3. Visualization (Grafana)¶
- Grafana connects to Prometheus and provides pre-built dashboards for Kubernetes clusters, nodes, pods, and workloads.
- Developers and SREs can explore, visualize, and share insights from cluster metrics.
4. Alerting (Alertmanager)¶
- Alertmanager receives alerts from Prometheus.
- Handles deduplication, grouping, and routing of alerts.
- Sends notifications via Slack, Email, PagerDuty, or other integrations.
- Rules are defined in PrometheusRule CRDs for Kubernetes-native configuration.

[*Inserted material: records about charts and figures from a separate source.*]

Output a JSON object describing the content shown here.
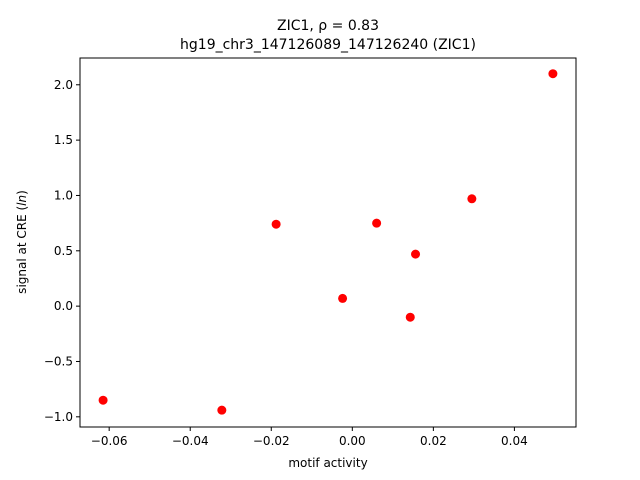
{
  "chart_data": {
    "type": "scatter",
    "title_line1": "ZIC1, ρ = 0.83",
    "title_line2": "hg19_chr3_147126089_147126240 (ZIC1)",
    "xlabel": "motif activity",
    "ylabel": "signal at CRE (ln)",
    "xlim": [
      -0.0672,
      0.0552
    ],
    "ylim": [
      -1.092,
      2.242
    ],
    "xticks": [
      -0.06,
      -0.04,
      -0.02,
      0.0,
      0.02,
      0.04
    ],
    "xtick_labels": [
      "−0.06",
      "−0.04",
      "−0.02",
      "0.00",
      "0.02",
      "0.04"
    ],
    "yticks": [
      -1.0,
      -0.5,
      0.0,
      0.5,
      1.0,
      1.5,
      2.0
    ],
    "ytick_labels": [
      "−1.0",
      "−0.5",
      "0.0",
      "0.5",
      "1.0",
      "1.5",
      "2.0"
    ],
    "grid": false,
    "marker_color": "#ff0000",
    "points": [
      {
        "x": -0.0615,
        "y": -0.85
      },
      {
        "x": -0.0322,
        "y": -0.94
      },
      {
        "x": -0.0188,
        "y": 0.74
      },
      {
        "x": -0.0024,
        "y": 0.07
      },
      {
        "x": 0.006,
        "y": 0.75
      },
      {
        "x": 0.0143,
        "y": -0.1
      },
      {
        "x": 0.0156,
        "y": 0.47
      },
      {
        "x": 0.0295,
        "y": 0.97
      },
      {
        "x": 0.0495,
        "y": 2.1
      }
    ]
  }
}
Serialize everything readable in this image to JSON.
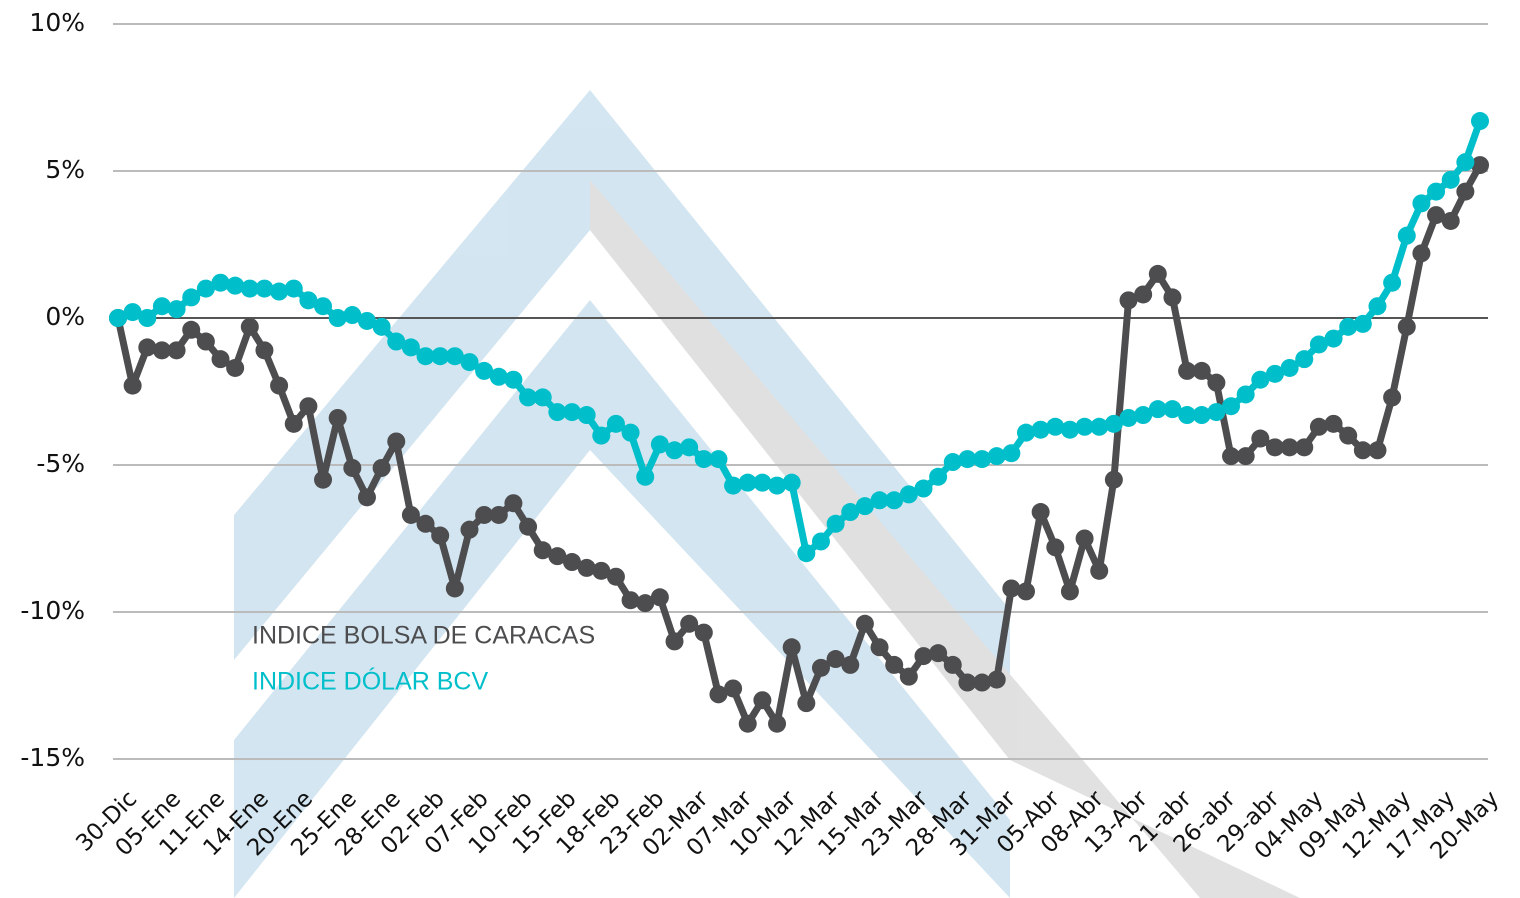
{
  "chart_data": {
    "type": "line",
    "categories": [
      "30-Dic",
      null,
      null,
      "05-Ene",
      null,
      null,
      "11-Ene",
      null,
      null,
      "14-Ene",
      null,
      null,
      "20-Ene",
      null,
      null,
      "25-Ene",
      null,
      null,
      "28-Ene",
      null,
      null,
      "02-Feb",
      null,
      null,
      "07-Feb",
      null,
      null,
      "10-Feb",
      null,
      null,
      "15-Feb",
      null,
      null,
      "18-Feb",
      null,
      null,
      "23-Feb",
      null,
      null,
      "02-Mar",
      null,
      null,
      "07-Mar",
      null,
      null,
      "10-Mar",
      null,
      null,
      "12-Mar",
      null,
      null,
      "15-Mar",
      null,
      null,
      "23-Mar",
      null,
      null,
      "28-Mar",
      null,
      null,
      "31-Mar",
      null,
      null,
      "05-Abr",
      null,
      null,
      "08-Abr",
      null,
      null,
      "13-Abr",
      null,
      null,
      "21-abr",
      null,
      null,
      "26-abr",
      null,
      null,
      "29-abr",
      null,
      null,
      "04-May",
      null,
      null,
      "09-May",
      null,
      null,
      "12-May",
      null,
      null,
      "17-May",
      null,
      null,
      "20-May"
    ],
    "series": [
      {
        "name": "INDICE BOLSA DE CARACAS",
        "color": "#4d4d4f",
        "values": [
          0,
          -2.3,
          -1.0,
          -1.1,
          -1.1,
          -0.4,
          -0.8,
          -1.4,
          -1.7,
          -0.3,
          -1.1,
          -2.3,
          -3.6,
          -3.0,
          -5.5,
          -3.4,
          -5.1,
          -6.1,
          -5.1,
          -4.2,
          -6.7,
          -7.0,
          -7.4,
          -9.2,
          -7.2,
          -6.7,
          -6.7,
          -6.3,
          -7.1,
          -7.9,
          -8.1,
          -8.3,
          -8.5,
          -8.6,
          -8.8,
          -9.6,
          -9.7,
          -9.5,
          -11.0,
          -10.4,
          -10.7,
          -12.8,
          -12.6,
          -13.8,
          -13.0,
          -13.8,
          -11.2,
          -13.1,
          -11.9,
          -11.6,
          -11.8,
          -10.4,
          -11.2,
          -11.8,
          -12.2,
          -11.5,
          -11.4,
          -11.8,
          -12.4,
          -12.4,
          -12.3,
          -9.2,
          -9.3,
          -6.6,
          -7.8,
          -9.3,
          -7.5,
          -8.6,
          -5.5,
          0.6,
          0.8,
          1.5,
          0.7,
          -1.8,
          -1.8,
          -2.2,
          -4.7,
          -4.7,
          -4.1,
          -4.4,
          -4.4,
          -4.4,
          -3.7,
          -3.6,
          -4.0,
          -4.5,
          -4.5,
          -2.7,
          -0.3,
          2.2,
          3.5,
          3.3,
          4.3,
          5.2
        ]
      },
      {
        "name": "INDICE DÓLAR BCV",
        "color": "#00bfca",
        "values": [
          0,
          0.2,
          0,
          0.4,
          0.3,
          0.7,
          1.0,
          1.2,
          1.1,
          1.0,
          1.0,
          0.9,
          1.0,
          0.6,
          0.4,
          0.0,
          0.1,
          -0.1,
          -0.3,
          -0.8,
          -1.0,
          -1.3,
          -1.3,
          -1.3,
          -1.5,
          -1.8,
          -2.0,
          -2.1,
          -2.7,
          -2.7,
          -3.2,
          -3.2,
          -3.3,
          -4.0,
          -3.6,
          -3.9,
          -5.4,
          -4.3,
          -4.5,
          -4.4,
          -4.8,
          -4.8,
          -5.7,
          -5.6,
          -5.6,
          -5.7,
          -5.6,
          -8.0,
          -7.6,
          -7.0,
          -6.6,
          -6.4,
          -6.2,
          -6.2,
          -6.0,
          -5.8,
          -5.4,
          -4.9,
          -4.8,
          -4.8,
          -4.7,
          -4.6,
          -3.9,
          -3.8,
          -3.7,
          -3.8,
          -3.7,
          -3.7,
          -3.6,
          -3.4,
          -3.3,
          -3.1,
          -3.1,
          -3.3,
          -3.3,
          -3.2,
          -3.0,
          -2.6,
          -2.1,
          -1.9,
          -1.7,
          -1.4,
          -0.9,
          -0.7,
          -0.3,
          -0.2,
          0.4,
          1.2,
          2.8,
          3.9,
          4.3,
          4.7,
          5.3,
          6.7
        ]
      }
    ],
    "ylim": [
      -15,
      10
    ],
    "yticks": [
      {
        "value": -15,
        "label": "-15%"
      },
      {
        "value": -10,
        "label": "-10%"
      },
      {
        "value": -5,
        "label": "-5%"
      },
      {
        "value": 0,
        "label": "0%"
      },
      {
        "value": 5,
        "label": "5%"
      },
      {
        "value": 10,
        "label": "10%"
      }
    ],
    "grid": true
  }
}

Kubernetes Monitoring Architecture Diagram¶
flowchart TD
subgraph Node["Kubernetes Node"]
subgraph Pods["Pods & Containers"]
A1["App Pod A"]
A2["App Pod B"]
end
C["kubelet / cAdvisor"]
N["Node Exporter"]
end
KS["kube-state-metrics"]
A1 --> C
A2 --> C
N --> P["Prometheus (via Operator)"]
C --> P
KS --> P
P --> G["Grafana Dashboards"]
P --> A["Alertmanager"]
G --> U["User (SRE/DevOps)"]
A --> U
Data / Control Flow¶
- Pods and nodes run applications and workloads.
- kubelet/cAdvisor collect container and pod-level metrics.
- kube-state-metrics exposes cluster object states (deployments, pods, jobs, etc.).
- Node Exporter collects host-level metrics (CPU, memory, disk).
- Prometheus scrapes all metrics via Kubernetes service discovery.
- TSDB stores the metrics for querying.
- Grafana queries Prometheus and renders dashboards.
- Prometheus Rules (via CRDs) define alert conditions.
- Alertmanager routes alerts to notification channels.
- Users (SRE/DevOps) observe dashboards and respond to incidents.